Complex I-related diseases
As described in the Overview section, there are a number of diseases caused by defects of Complex I. Several reviews are also available from Leo Sazanov 2018 (PMID:30055843), Immo Scheffler 2015 (PMID:25224827), Jan Smeitink 2009 (PMID:19336460)
Hot topics (by Dr Volker Zickermann)
X-ray crystallography and cryoEM have unraveled the structural basis for redox-linked proton translocation by complex I. All electron transfer events take place in the peripheral arm while putative proton pump sites were found to be distributed over the whole length of the membrane arm. Ubiquinone reduction near cluster N2 triggers and drives proton pumping and structural rearrangements of the ubiquinone reduction site very likely play a key role in the coupling mechanism of complex I. However, we are just beginning to understand the catalytic cycle of complex I at the molecular level and even fundamental issues have remained unresolved. Does complex I operate by a single or dual power stroke mechanism? Which steps of ubiquinone reduction are coupled to proton translocation and how is long range energy transmission achieved? What is the role of semiquinone intermediates? What is the precise function of individual residues in the hydrophilic axis in the membrane arm? Structural information on different reaction intermediates in combination with functional studies and molecular simulation and modeling will be needed to address these questions.
1. What is the exact mechanism of Complex I energy transduction? How energy released during oxidation of terminal iron-sulfur cluster N2 located around 30Å above the membrane is converted and transferred to the membrane part where proton translocation takes place. What exactly the stages of the long-range conformational changes during catalytic turnover?
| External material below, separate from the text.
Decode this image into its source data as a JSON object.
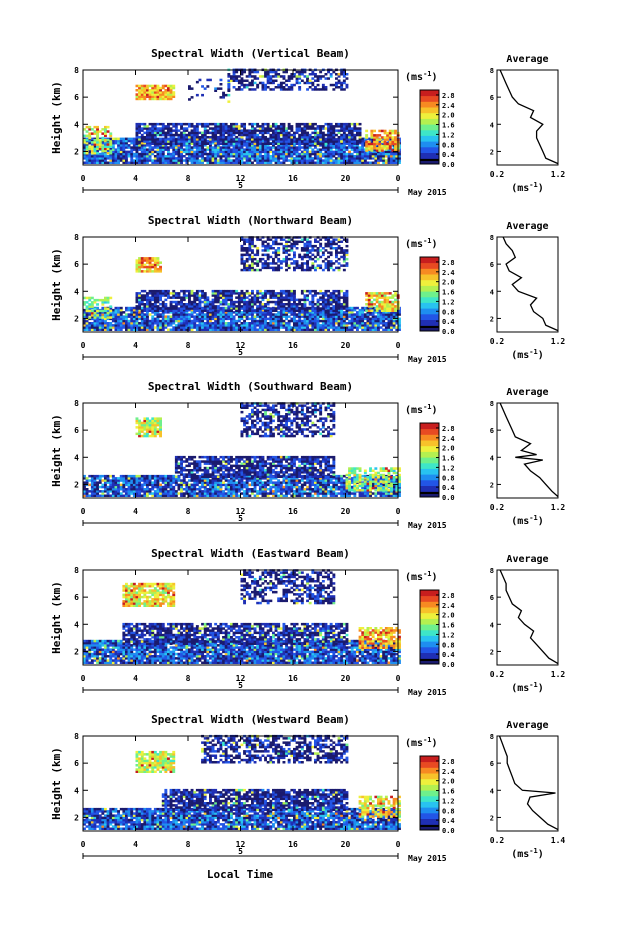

2. The fine molecular details of the A/D transition were characterized in Judy Hirst lab (PMID:29915388). Are there any similarities between the D- and the A-form and catalytic states of complex I?
3. The forward reaction of NADH oxidation by ubiquinone is reversible. Complex I can oxidize membrane ubiquinol and reduce NAD+ during reverse electron transfer. During RET, electrons are pushed “uphill” against the difference of redox potential, and this process requires a high QH2/Q ratio and the presence of a proton-motive force across the membrane. Importantly, the D to A conversion of the enzyme is only possible during the forward but not during the reverse reaction. This tells us something important about the stages of catalytic turnover.
4. Loss of FMN by mitochondrial complex I after brain ischemia results was found recently (PMID:31037949, PMID:29643256, PMID:28914132). Does it have a neuroprotective function (e.g., decrease of ROS release) or this is an initial stage of the ischemia/reperfusion injury (inactivation of the enzyme)?
5. Two tissue-specific isoforms of complex I NDUFV3 subunit was identified (PMID:27940020, PMID:27988283, PMID:27988283). Does it play any functional role and affect complex I properties and regulation in different organs?